Icon CameraWiwie Heriyani
Jumat 25 November 2022 20:52 WIB
Ternyata Ini Keuntungan yang Didapat bila Indonesia Daftarkan Kebaya dan Sejumlah Warisan Budaya Lainnya ke UNESCO
Kebaya Nusantara yang merupakan warisan budaya yang harus dijaga. (Ilustrasi: Instagram)

JAKARTA, celebrities.id - Ketua Gerakan Perempuan Berkebaya Indonesia, Rahmi Hidayati memastikan, Indonesia tetap bisa mendaftarkan kebaya sebagai warisan tak benda ke UNESCO meskipun Singapura dan tiga negara tetangga lain telah melangkah duluan. 

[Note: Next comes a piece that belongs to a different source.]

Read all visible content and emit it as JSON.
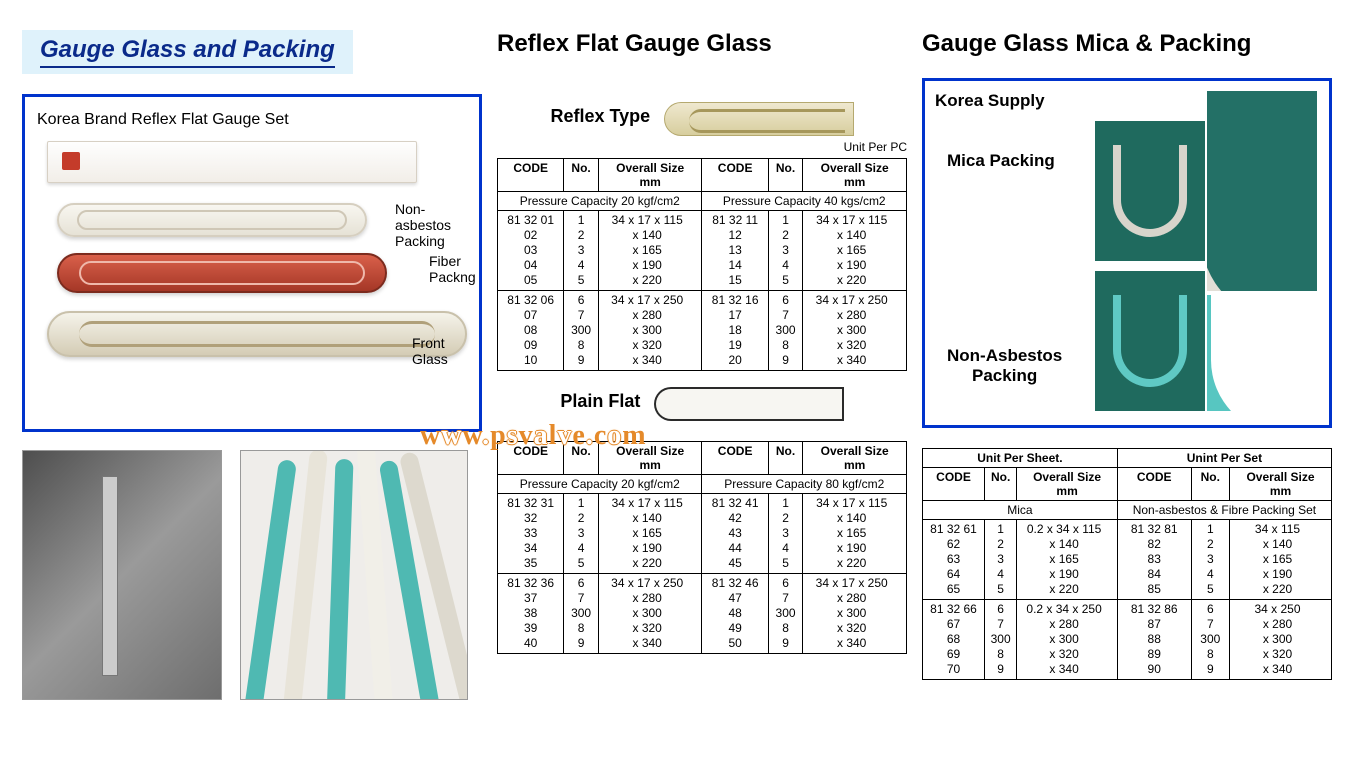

Bahkan, Indonesia nantinya tetap bisa melangkah sendiri atau melakukan jalur single nation untuk menggaungkan Kebaya Goes to UNESCO. Sayangnya, hal itu bisa dilakukan jika keempat negara tersebut gagal membuktikan kepada UNESCO terkait pelestarian kebaya yang telah mereka klaim. 

“Kita kan enggak tahu apakah negara-negara yang mengajukan ini bisa membuktikan untuk melestarikan suatu budaya itu. Apakah bisa membuktikan bahwa 25 tahun yang lalu orang-orang di sana sudah pakai kebaya. Itu mereka berhak untuk mendaftarkan kebaya sebagai warisan budaya tak benda kepada UNESCO,” ujar Rahmi saat diwawancara via daring, Jumat (25/11/2022).

Meski begitu, proses pendaftaran kebaya sebagai warisan tak benda ke UNESCO juga memiliki proses yang tak instan. Pasalnya, selain harus menunggu hasil dari pendaftaran keempat negara tersebut, Indonesia juga harus menyiapkan warisan budaya apa saja yang menjadi prioritas untuk didaftarkan ke UNESCO. 

Tak hanya kebaya, dalam beberapa tahun belakangan, Indonesia juga telah memproses beberapa warisan budaya untuk didaftarkan ke UNESCO. Mulai dari jamu hingga Reog yang prosesnya bahkan telah dilakukan sejak 2011 lalu. 

“Untuk yang single nomination itu cuma boleh satu jenis budaya dalam waktu dua tahun. Nah, kita kan tahun lalu sudah masukin jamu. Sekarang kan jamu berproses. Nah, udah ada lagi nih beberapa jenis budaya yang siap (untuk didaftarkan ke UNESCO),” tuturnya. 

“Ada reog dan segala macem. Mereka udah siap loh. Itu bahkan reog sudah bergerak sejak tahun 2011. Mengembangkan, membuat dokumentasinya dan segala macem. Tiba-tiba sekarang muncul kebaya. Apa mereka mau melipir dulu? Ya udah deh kebaya masuk, dan itupun tahun depan loh, bukan tahun ini,” lanjutnya.